Paragraphe II : L’emploi, une finalité contemporaine du droit du travail

La mise en perspective de l’émergence de la notion d’emploi dans les sciences qui traitent du travail a montré le rôle décisif de l’Etat. Effectivement, si la tutelle de l’Etat s’est exercée pour faire respecter le principe fondateur de la liberté du travail, la régulation du marché du travail s’est aussi accompagnée d’une garantie d’existence au profit du travailleur afin de lui procurer l’assurance de disposer, par son travail, de ressources suffisantes.39 En retrait avec une certaine conception idéaliste de la finalité du droit du travail (droit de protection du salarié), il s’avère qu’il est donc de sa nature tout autant de favoriser l’exploitation du travail que de la limiter.40 On peut alors se demander quelle part la logique juridique est susceptible d’accorder à la logique économique dans la production de règles applicables à une situation de travail dans l’entreprise, entendons désormais une situation d’emploi ? Tout en conservant un point d’équilibre entre les intérêts en cause, la fonction régulatrice du droit du travail semble s’être déplacée de la stabilité du travail à la protection de l’emploi du salarié dans l’entreprise.

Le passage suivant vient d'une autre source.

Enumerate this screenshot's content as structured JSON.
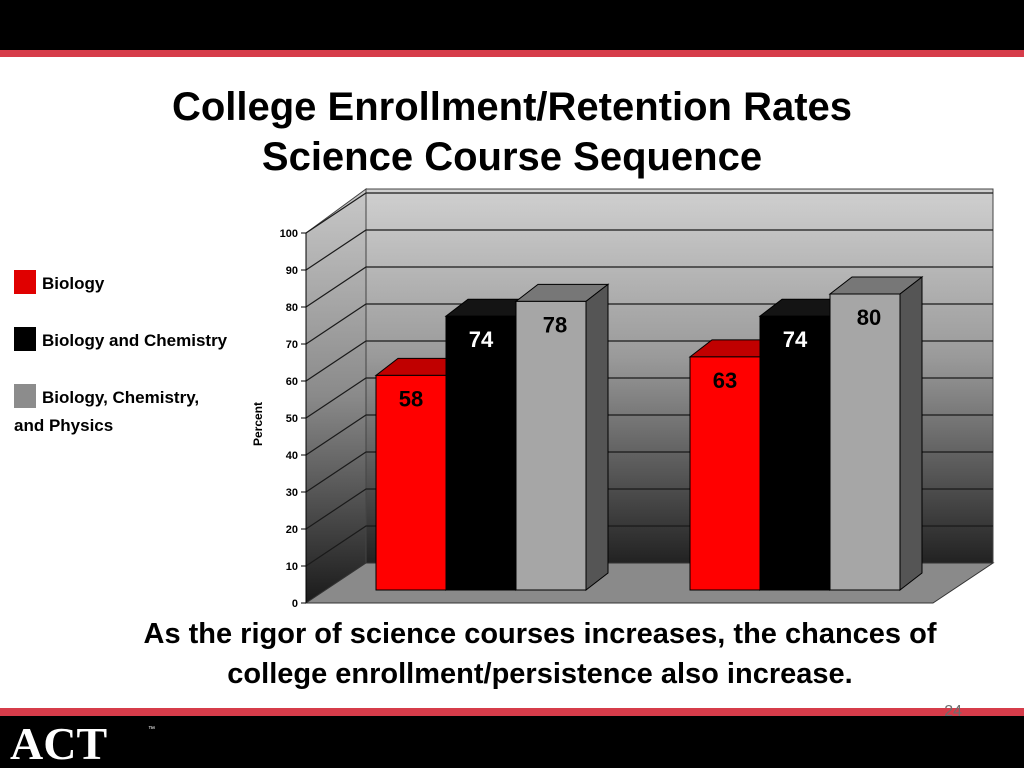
{
  "slide": {
    "title_line1": "College Enrollment/Retention Rates",
    "title_line2": "Science Course Sequence",
    "caption_line1": "As the rigor of science courses increases, the chances of",
    "caption_line2": "college enrollment/persistence also increase.",
    "page_number": "24",
    "logo_text": "ACT",
    "logo_tm": "™"
  },
  "colors": {
    "accent_rule": "#d63c4a",
    "bar_bars": "#000000"
  },
  "chart_data": {
    "type": "bar",
    "categories": [
      "",
      ""
    ],
    "series": [
      {
        "name": "Biology",
        "values": [
          58,
          63
        ],
        "color": "#ff0000"
      },
      {
        "name": "Biology and Chemistry",
        "values": [
          74,
          74
        ],
        "color": "#000000"
      },
      {
        "name": "Biology, Chemistry, and Physics",
        "values": [
          78,
          80
        ],
        "color": "#999999"
      }
    ],
    "legend_labels": [
      "Biology",
      "Biology and Chemistry",
      "Biology, Chemistry,",
      "and Physics"
    ],
    "ylabel": "Percent",
    "yticks": [
      "0",
      "10",
      "20",
      "30",
      "40",
      "50",
      "60",
      "70",
      "80",
      "90",
      "100"
    ],
    "ylim": [
      0,
      100
    ],
    "grid": true,
    "legend_position": "left",
    "style": "3d"
  }
}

En effet, on peut supposer que le besoin de sécurité économique n’était pas moindre pour le salarié au début du XXème siècle qu’à la fin. Cependant et, non sans paradoxe, la sécurité économique aujourd’hui acquise sollicite une protection accrue conséquence de la mutation du travail.

Notes
39.

J. LE GOFF, ouvrage précité, spéc., p. 83 et suiv. ; F. EWALD, ouvrage précité.

40.

C’est la thèse défendue in Le droit capitaliste du travail, P.U.G. 1980, A. JEAMMAUD et alii. Voir cependant, l’ouvrage de M. Ollier. Les règles du droit du travail intéressant la relation individuelle de travail sont systématiquement présentées comme des règles de protection, cf., table des matières, p. 577 et suiv. P.D. OLLIER, Le Droit du travail, Collection U, A. Colin, 1972.